Another polygamous cult in Texas investigated
AP/WOAI:
Behind guarded, ornate gates at the end of a rural road, a self-proclaimed prophet warns his followers about the end of time and rails against a dangerous and unclean world outside their West Texas compound.I think this group has been in the news before. It looks like the case is further along than the one near San Angelo. In the latter case a report today indicated that the teenager who gave birth after the state took custody of 463 children was actually over 18 and she has been told she is free to leave state custody. Her child is still in state custody. I think the confusion over the age of some of the girls may have been deliberate.
The women are covered in long skirts and long-sleeve shirts. Many of the children have different mothers and share the same father.
But this isn't the Fundamentalist Church of Jesus Christ of Latter Day Saints' ranch, which authorities raided last month in Eldorado after receiving reports that underage girls were being forced to marry much older men.
This is the House of Yahweh: a different, even darker sect that the state has been investigating for years. Authorities in February charged the group's 73-year-old leader with performing polygamous weddings and forcing about 40 children - some as young as 11 - to work jobs at his 44-acre compound.

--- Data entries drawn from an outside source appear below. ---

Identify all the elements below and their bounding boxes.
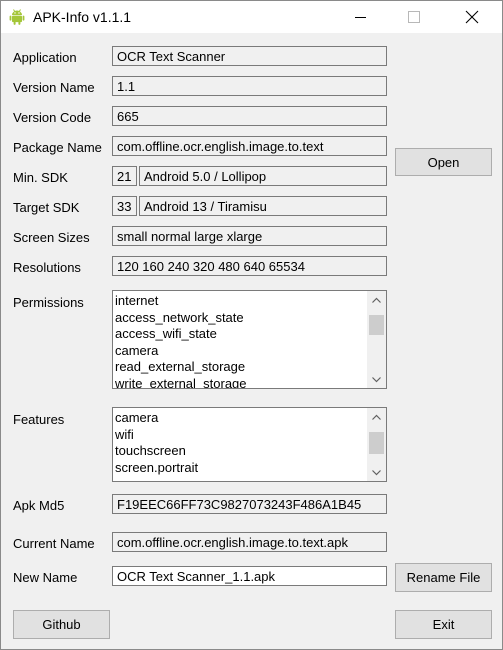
list-item[interactable]: touchscreen bbox=[115, 443, 365, 460]
target-sdk-description[interactable]: Android 13 / Tiramisu bbox=[139, 196, 387, 216]
target-sdk-field[interactable]: 33 bbox=[112, 196, 137, 216]
version-name-label: Version Name bbox=[13, 80, 95, 95]
resolutions-field[interactable]: 120 160 240 320 480 640 65534 bbox=[112, 256, 387, 276]
scroll-down-icon[interactable] bbox=[367, 464, 386, 481]
list-item[interactable]: wifi bbox=[115, 427, 365, 444]
maximize-icon bbox=[408, 11, 420, 23]
title-bar[interactable]: APK-Info v1.1.1 bbox=[1, 1, 502, 33]
version-code-field[interactable]: 665 bbox=[112, 106, 387, 126]
apk-md5-label: Apk Md5 bbox=[13, 498, 65, 513]
scroll-down-icon[interactable] bbox=[367, 371, 386, 388]
close-button[interactable] bbox=[449, 1, 495, 33]
app-window: APK-Info v1.1.1 Application OCR Text Sca… bbox=[0, 0, 503, 650]
apk-md5-field[interactable]: F19EEC66FF73C9827073243F486A1B45 bbox=[112, 494, 387, 514]
resolutions-label: Resolutions bbox=[13, 260, 81, 275]
application-label: Application bbox=[13, 50, 77, 65]
min-sdk-description[interactable]: Android 5.0 / Lollipop bbox=[139, 166, 387, 186]
new-name-input[interactable]: OCR Text Scanner_1.1.apk bbox=[112, 566, 387, 586]
window-title: APK-Info v1.1.1 bbox=[33, 9, 132, 25]
maximize-button[interactable] bbox=[391, 1, 437, 33]
list-item[interactable]: camera bbox=[115, 410, 365, 427]
scroll-thumb[interactable] bbox=[369, 315, 384, 335]
min-sdk-field[interactable]: 21 bbox=[112, 166, 137, 186]
list-item[interactable]: read_external_storage bbox=[115, 359, 365, 376]
current-name-field[interactable]: com.offline.ocr.english.image.to.text.ap… bbox=[112, 532, 387, 552]
list-item[interactable]: access_wifi_state bbox=[115, 326, 365, 343]
target-sdk-label: Target SDK bbox=[13, 200, 80, 215]
list-item[interactable]: camera bbox=[115, 343, 365, 360]
scroll-up-icon[interactable] bbox=[367, 291, 386, 308]
open-button[interactable]: Open bbox=[395, 148, 492, 176]
new-name-label: New Name bbox=[13, 570, 78, 585]
minimize-button[interactable] bbox=[337, 1, 383, 33]
features-scrollbar[interactable] bbox=[367, 408, 386, 481]
list-item[interactable]: write_external_storage bbox=[115, 376, 365, 389]
list-item[interactable]: internet bbox=[115, 293, 365, 310]
min-sdk-label: Min. SDK bbox=[13, 170, 68, 185]
screen-sizes-label: Screen Sizes bbox=[13, 230, 90, 245]
current-name-label: Current Name bbox=[13, 536, 95, 551]
package-name-label: Package Name bbox=[13, 140, 102, 155]
list-item[interactable]: screen.portrait bbox=[115, 460, 365, 477]
features-list[interactable]: camera wifi touchscreen screen.portrait bbox=[112, 407, 387, 482]
list-item[interactable]: access_network_state bbox=[115, 310, 365, 327]
android-icon bbox=[9, 9, 25, 25]
screen-sizes-field[interactable]: small normal large xlarge bbox=[112, 226, 387, 246]
features-label: Features bbox=[13, 412, 65, 427]
permissions-scrollbar[interactable] bbox=[367, 291, 386, 388]
permissions-list[interactable]: internet access_network_state access_wif… bbox=[112, 290, 387, 389]
version-code-label: Version Code bbox=[13, 110, 92, 125]
version-name-field[interactable]: 1.1 bbox=[112, 76, 387, 96]
rename-file-button[interactable]: Rename File bbox=[395, 563, 492, 592]
minimize-icon bbox=[354, 16, 366, 18]
scroll-thumb[interactable] bbox=[369, 432, 384, 454]
application-field[interactable]: OCR Text Scanner bbox=[112, 46, 387, 66]
github-button[interactable]: Github bbox=[13, 610, 110, 639]
scroll-up-icon[interactable] bbox=[367, 408, 386, 425]
permissions-label: Permissions bbox=[13, 295, 84, 310]
exit-button[interactable]: Exit bbox=[395, 610, 492, 639]
close-icon bbox=[465, 10, 479, 24]
package-name-field[interactable]: com.offline.ocr.english.image.to.text bbox=[112, 136, 387, 156]
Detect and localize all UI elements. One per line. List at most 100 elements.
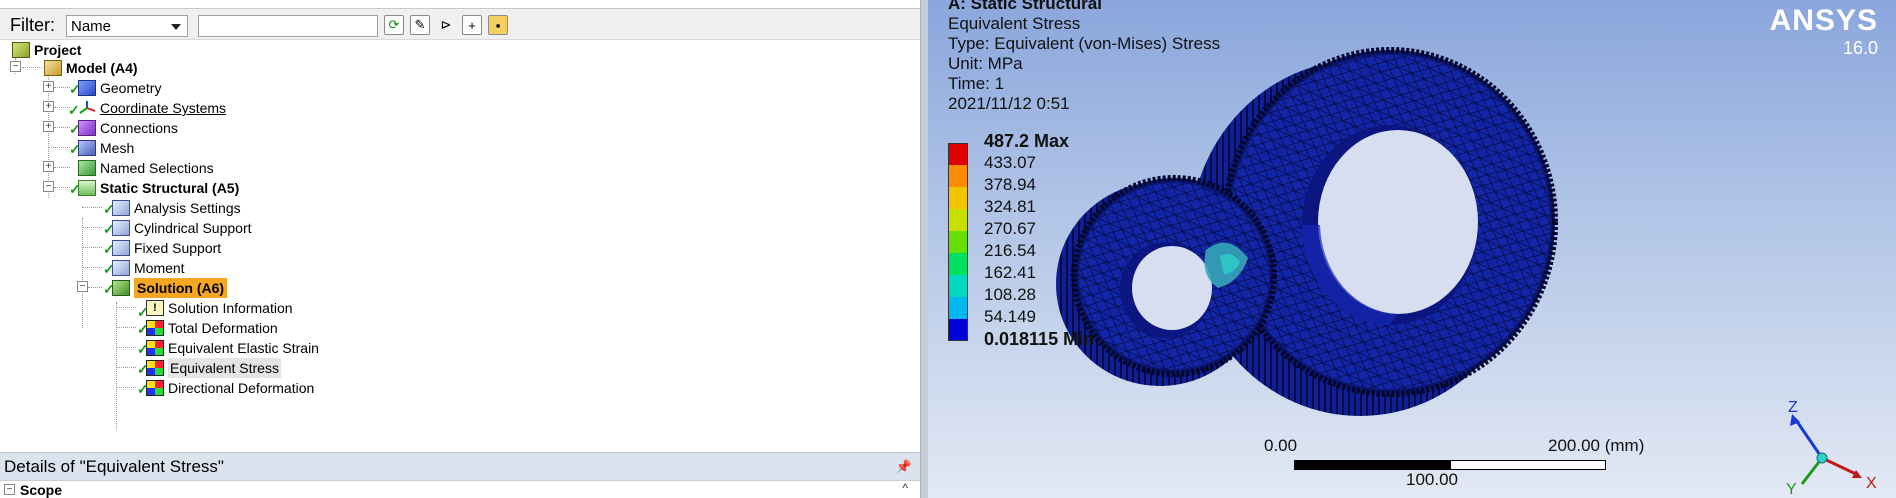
mesh-icon: ✓ [69, 140, 96, 157]
connections-icon: ✓ [69, 120, 96, 137]
expand-named-selections-toggle[interactable]: + [43, 161, 54, 172]
tree-node-fixed-support[interactable]: ✓ Fixed Support [103, 238, 221, 258]
fixed-support-icon: ✓ [103, 240, 130, 257]
legend-value: 433.07 [984, 153, 1036, 172]
scale-bar-white [1450, 460, 1606, 470]
tree-node-named-selections[interactable]: Named Selections [78, 158, 214, 178]
tree-node-label: Named Selections [100, 160, 214, 176]
tree-node-label: Cylindrical Support [134, 220, 252, 236]
tree-node-label: Static Structural (A5) [100, 180, 240, 196]
eraser-icon[interactable]: ✎ [410, 15, 430, 35]
legend-row: 487.2 Max [948, 131, 1148, 165]
tree-node-geometry[interactable]: ✓ Geometry [69, 78, 161, 98]
tree-collapse-icon[interactable]: ⊳ [436, 15, 456, 35]
pin-icon[interactable]: 📌 [896, 459, 912, 475]
result-icon: ✓ [137, 380, 164, 397]
tree-node-label: Equivalent Stress [168, 358, 281, 378]
collapse-model-toggle[interactable]: − [10, 61, 21, 72]
result-date: 2021/11/12 0:51 [948, 94, 1070, 113]
tree-node-static-structural[interactable]: ✓ Static Structural (A5) [69, 178, 240, 198]
result-icon: ✓ [137, 360, 164, 377]
tree-node-solution[interactable]: ✓ Solution (A6) [103, 278, 228, 298]
filter-type-dropdown[interactable]: Name [66, 15, 188, 37]
tree-node-analysis-settings[interactable]: ✓ Analysis Settings [103, 198, 241, 218]
tree-node-total-deformation[interactable]: ✓ Total Deformation [137, 318, 278, 338]
tree-node-project[interactable]: Project [12, 40, 81, 60]
legend-value: 0.018115 Min [984, 329, 1095, 349]
legend-color-swatch [948, 187, 968, 209]
tree-node-connections[interactable]: ✓ Connections [69, 118, 178, 138]
cylindrical-support-icon: ✓ [103, 220, 130, 237]
tree-node-label: Total Deformation [168, 320, 278, 336]
details-scope-row[interactable]: − Scope ^ [0, 480, 920, 498]
legend-row: 0.018115 Min [948, 319, 1148, 349]
legend-color-swatch [948, 231, 968, 253]
result-icon: ✓ [137, 320, 164, 337]
moment-icon: ✓ [103, 260, 130, 277]
tree-node-moment[interactable]: ✓ Moment [103, 258, 185, 278]
tree-node-label: Coordinate Systems [100, 100, 227, 116]
tree-node-label: Connections [100, 120, 178, 136]
tree-node-equivalent-stress[interactable]: ✓ Equivalent Stress [137, 358, 281, 378]
result-title: A: Static Structural [948, 0, 1102, 13]
legend-value: 216.54 [984, 241, 1036, 260]
outline-panel: Filter: Name ⟳ ✎ ⊳ + ▪ − + + + + − − Pro… [0, 0, 926, 498]
legend-row: 216.54 [948, 241, 1148, 275]
expand-connections-toggle[interactable]: + [43, 121, 54, 132]
folder-icon[interactable]: ▪ [488, 15, 508, 35]
tree-node-solution-information[interactable]: ! ✓ Solution Information [137, 298, 293, 319]
tree-node-label: Equivalent Elastic Strain [168, 340, 319, 356]
legend-color-swatch [948, 297, 968, 319]
scale-left-label: 0.00 [1264, 436, 1298, 455]
scope-section-label: Scope [20, 482, 63, 498]
geometry-icon: ✓ [69, 80, 96, 97]
legend-color-swatch [948, 319, 968, 341]
tree-node-directional-deformation[interactable]: ✓ Directional Deformation [137, 378, 315, 398]
legend-value: 487.2 Max [984, 131, 1070, 151]
chevron-down-icon[interactable] [171, 24, 181, 30]
tree-node-model[interactable]: Model (A4) [44, 58, 138, 78]
analysis-settings-icon: ✓ [103, 200, 130, 217]
collapse-static-structural-toggle[interactable]: − [43, 181, 54, 192]
expand-geometry-toggle[interactable]: + [43, 81, 54, 92]
expand-all-icon[interactable]: + [462, 15, 482, 35]
filter-search-input[interactable] [198, 15, 378, 37]
scale-bar-black [1294, 460, 1450, 470]
legend-value: 270.67 [984, 219, 1036, 238]
result-type: Type: Equivalent (von-Mises) Stress [948, 34, 1221, 53]
axis-triad[interactable]: Z X Y [1766, 400, 1886, 495]
expand-coordinate-systems-toggle[interactable]: + [43, 101, 54, 112]
collapse-scope-toggle[interactable]: − [4, 484, 15, 495]
tree-node-label: Directional Deformation [168, 380, 315, 396]
legend-value: 108.28 [984, 285, 1036, 304]
scale-mid-label: 100.00 [1406, 470, 1458, 489]
legend-row: 162.41 [948, 263, 1148, 297]
axis-y-label: Y [1786, 481, 1797, 495]
result-time: Time: 1 [948, 74, 1005, 93]
result-unit: Unit: MPa [948, 54, 1023, 73]
tree-node-label: Model (A4) [66, 60, 138, 76]
scroll-up-icon[interactable]: ^ [902, 481, 908, 495]
tree-node-label: Mesh [100, 140, 135, 156]
tree-node-label: Project [34, 42, 82, 58]
legend-row: 378.94 [948, 175, 1148, 209]
legend-color-swatch [948, 165, 968, 187]
ansys-logo: ANSYS [1769, 4, 1878, 37]
collapse-solution-toggle[interactable]: − [77, 281, 88, 292]
graphics-viewport[interactable]: A: Static Structural Equivalent Stress T… [928, 0, 1896, 498]
tree-node-equivalent-elastic-strain[interactable]: ✓ Equivalent Elastic Strain [137, 338, 319, 358]
result-icon: ✓ [137, 340, 164, 357]
result-name: Equivalent Stress [948, 14, 1081, 33]
static-structural-icon: ✓ [69, 180, 96, 197]
refresh-icon[interactable]: ⟳ [384, 15, 404, 35]
panel-splitter[interactable] [920, 0, 928, 498]
tree-node-coordinate-systems[interactable]: ✓ Coordinate Systems [68, 98, 227, 118]
tree-node-cylindrical-support[interactable]: ✓ Cylindrical Support [103, 218, 252, 238]
legend-row: 324.81 [948, 197, 1148, 231]
tree-node-label: Solution Information [168, 300, 293, 316]
legend-color-swatch [948, 209, 968, 231]
filter-toolbar: Filter: Name ⟳ ✎ ⊳ + ▪ [0, 8, 920, 40]
tree-node-label: Solution (A6) [134, 278, 228, 298]
tree-node-mesh[interactable]: ✓ Mesh [69, 138, 135, 158]
details-title: Details of "Equivalent Stress" [4, 457, 224, 476]
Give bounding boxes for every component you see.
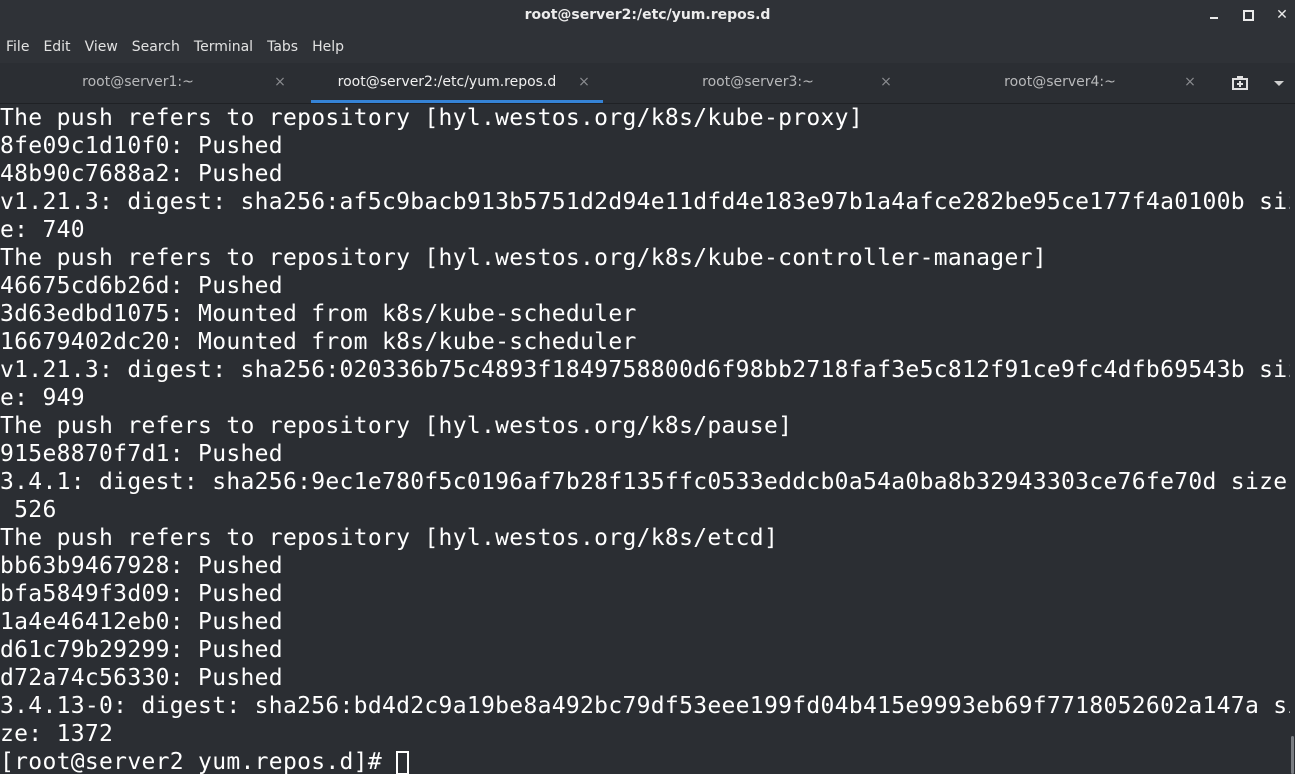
tab-server3[interactable]: root@server3:~ × (610, 63, 910, 103)
title-bar[interactable]: root@server2:/etc/yum.repos.d ✕ (0, 0, 1295, 31)
chevron-down-icon (1274, 80, 1284, 86)
new-tab-button[interactable] (1228, 63, 1252, 103)
terminal-line: The push refers to repository [hyl.westo… (0, 525, 779, 551)
tab-server4[interactable]: root@server4:~ × (912, 63, 1212, 103)
maximize-icon (1242, 9, 1254, 21)
maximize-button[interactable] (1236, 4, 1260, 26)
terminal-line: bb63b9467928: Pushed (0, 553, 283, 579)
tab-label: root@server3:~ (702, 74, 814, 90)
terminal-line: bfa5849f3d09: Pushed (0, 581, 283, 607)
terminal-line: 1a4e46412eb0: Pushed (0, 609, 283, 635)
terminal-line: v1.21.3: digest: sha256:af5c9bacb913b575… (0, 189, 1290, 215)
scrollbar[interactable] (1290, 104, 1295, 774)
menu-file[interactable]: File (0, 31, 36, 63)
terminal-line: 3.4.13-0: digest: sha256:bd4d2c9a19be8a4… (0, 693, 1290, 719)
terminal-line: The push refers to repository [hyl.westo… (0, 105, 863, 131)
tab-server1[interactable]: root@server1:~ × (0, 63, 304, 103)
terminal-line: e: 740 (0, 217, 85, 243)
terminal-line: 3d63edbd1075: Mounted from k8s/kube-sche… (0, 301, 637, 327)
tab-close-icon[interactable]: × (272, 63, 288, 101)
terminal-line: 915e8870f7d1: Pushed (0, 441, 283, 467)
minimize-icon (1210, 17, 1218, 19)
terminal-line: v1.21.3: digest: sha256:020336b75c4893f1… (0, 357, 1290, 383)
minimize-button[interactable] (1202, 4, 1226, 26)
menu-search[interactable]: Search (125, 31, 187, 63)
terminal-line: d61c79b29299: Pushed (0, 637, 283, 663)
menu-view[interactable]: View (78, 31, 125, 63)
terminal-output[interactable]: The push refers to repository [hyl.westo… (0, 104, 1290, 774)
tab-server2[interactable]: root@server2:/etc/yum.repos.d × (311, 63, 603, 103)
terminal-line: 46675cd6b26d: Pushed (0, 273, 283, 299)
tab-bar: root@server1:~ × root@server2:/etc/yum.r… (0, 63, 1295, 104)
terminal-window: root@server2:/etc/yum.repos.d ✕ File Edi… (0, 0, 1295, 774)
terminal-line: The push refers to repository [hyl.westo… (0, 245, 1047, 271)
menu-help[interactable]: Help (305, 31, 351, 63)
tab-close-icon[interactable]: × (576, 63, 592, 101)
scrollbar-thumb[interactable] (1291, 736, 1294, 774)
menu-terminal[interactable]: Terminal (187, 31, 260, 63)
shell-prompt: [root@server2 yum.repos.d]# (0, 749, 397, 774)
terminal-line: 16679402dc20: Mounted from k8s/kube-sche… (0, 329, 637, 355)
terminal-line: 8fe09c1d10f0: Pushed (0, 133, 283, 159)
terminal-line: 526 (0, 497, 57, 523)
menu-bar: File Edit View Search Terminal Tabs Help (0, 31, 1295, 63)
new-tab-icon (1232, 76, 1248, 90)
terminal-line: e: 949 (0, 385, 85, 411)
close-icon: ✕ (1276, 7, 1288, 23)
tab-close-icon[interactable]: × (1182, 63, 1198, 101)
tab-label: root@server2:/etc/yum.repos.d (337, 74, 557, 90)
terminal-line: 48b90c7688a2: Pushed (0, 161, 283, 187)
terminal-line: 3.4.1: digest: sha256:9ec1e780f5c0196af7… (0, 469, 1290, 495)
menu-tabs[interactable]: Tabs (260, 31, 305, 63)
menu-edit[interactable]: Edit (36, 31, 77, 63)
prompt-line[interactable]: [root@server2 yum.repos.d]# (0, 748, 410, 774)
text-cursor (396, 750, 410, 774)
tab-menu-button[interactable] (1268, 63, 1290, 103)
tab-close-icon[interactable]: × (878, 63, 894, 101)
tab-label: root@server4:~ (1004, 74, 1116, 90)
terminal-line: d72a74c56330: Pushed (0, 665, 283, 691)
window-title: root@server2:/etc/yum.repos.d (524, 7, 771, 23)
close-window-button[interactable]: ✕ (1270, 4, 1294, 26)
terminal-line: The push refers to repository [hyl.westo… (0, 413, 793, 439)
terminal-line: ze: 1372 (0, 721, 114, 747)
tab-label: root@server1:~ (82, 74, 194, 90)
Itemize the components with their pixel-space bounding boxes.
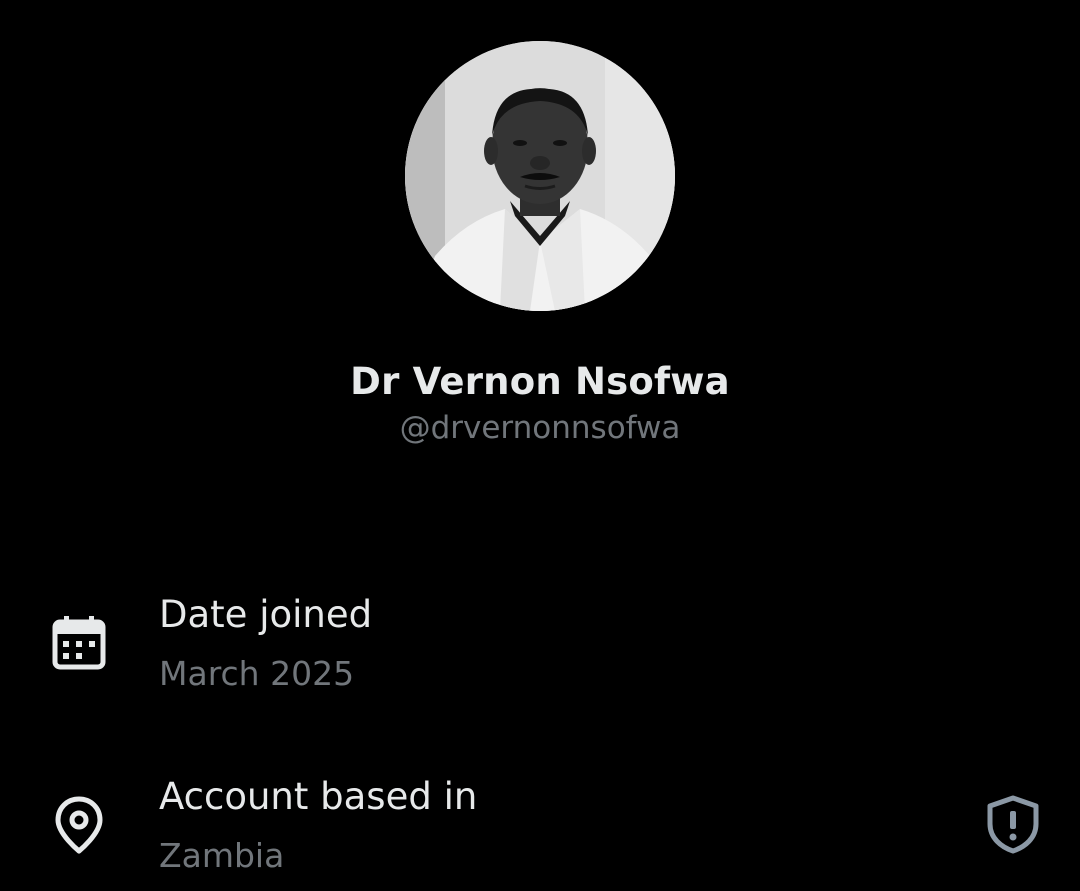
- date-joined-label: Date joined: [159, 593, 373, 636]
- display-name: Dr Vernon Nsofwa: [350, 360, 730, 403]
- location-pin-icon: [55, 796, 103, 854]
- account-based-in-value: Zambia: [159, 836, 285, 875]
- avatar[interactable]: [405, 41, 675, 311]
- username-handle: @drvernonnsofwa: [399, 410, 681, 446]
- avatar-photo: [405, 41, 675, 311]
- calendar-icon: [52, 616, 106, 670]
- date-joined-value: March 2025: [159, 654, 355, 693]
- account-based-in-label: Account based in: [159, 775, 478, 818]
- shield-alert-icon[interactable]: [983, 794, 1043, 854]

"If a bunch of adults want to get together and follow some con man and throw their lives away, that's their right in this country," said Callahan County District Attorney Shane Deel. "But to me, when you do that to children and they don't have a chance, that's where the biggest concern is."
If convicted on the most serious charges, Yisrayl Hawkins faces up to 20 years in prison.
Another sect leader, Yedidiyah Hawkins, goes to court this summer on charges of sexually abusing a teenager, bigamy and welfare fraud.
Questions have also been raised about at least two deaths within the sect.
A 7-year-old died in 2003 after her mother and another member performed home surgery on her infected leg. Both women were convicted of injury to a child.
And in 2006, a woman bled to death after giving birth because she was prevented from going to the hospital, according to a wrongful-death lawsuit filed by her husband.
Although members deny they practice polygamy, former members say Yisrayl Hawkins has at least two dozen wives - and state records show he fathered two babies last year with women ages 19 and 22.